Portugal welcomes EU move to extend debt payments
Portuguese Finance Minister Vitor Gaspar welcomed on Tuesday a decision by eurozone peers to extend in principle the payment deadline on funds owed by Portugal to a troika of international creditors.
Gaspar told Portuguese media in Brussels that “a very important aspect in our case is to favour conditions that open the way for our return to markets” for public debt.
Portugal is one of four eurozone countries to have received official aid, and is keen to regain full access to private markets.
In January, Portugal was able to borrow 2.5 billion euros ($3.25 billion) for five years on sovereign debt markets, making the critical move away from official financial assistance more quickly than expected.
The heavily-indebted country has depended since May 2010 on a 78-billion-euro bailout provided by the International Monetary Fund, European Central Bank and European Commission, the troika of international lenders.

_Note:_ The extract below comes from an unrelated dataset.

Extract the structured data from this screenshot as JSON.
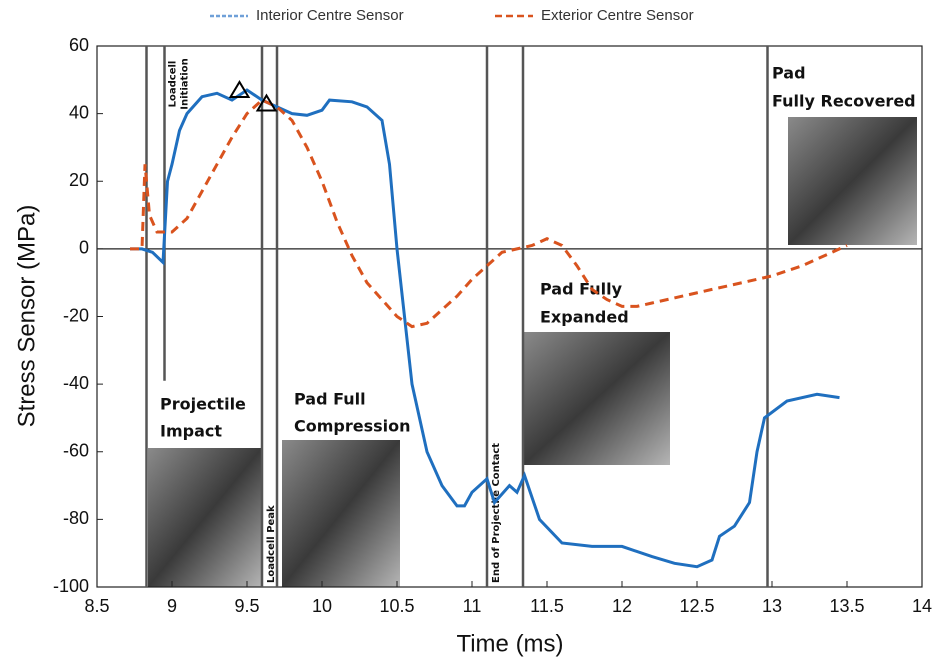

On Tuesday, eurozone finance ministers asked the troika to come up with their “best offers” on extending the maturities on rescue loans made to Ireland and Portugal as part of efforts to help both return to private money markets for financing.
Gaspar told media that Lisbon should be able to pay back the troika’s emergency loans in less than 15 years, the period mooted by Irish Finance Minister Michael Noonan.
“Fifteen years is not a conceivable result at the end of the negotiation,” the Portuguese minister said, adding that he sought a “more modest” extension.
Meanwhile however, his government wants more time to bring its public deficit back below 3.0 percent of gross domestic product (GDP), the limit set for eurozone members and which Portugal was supposed to achieve next year.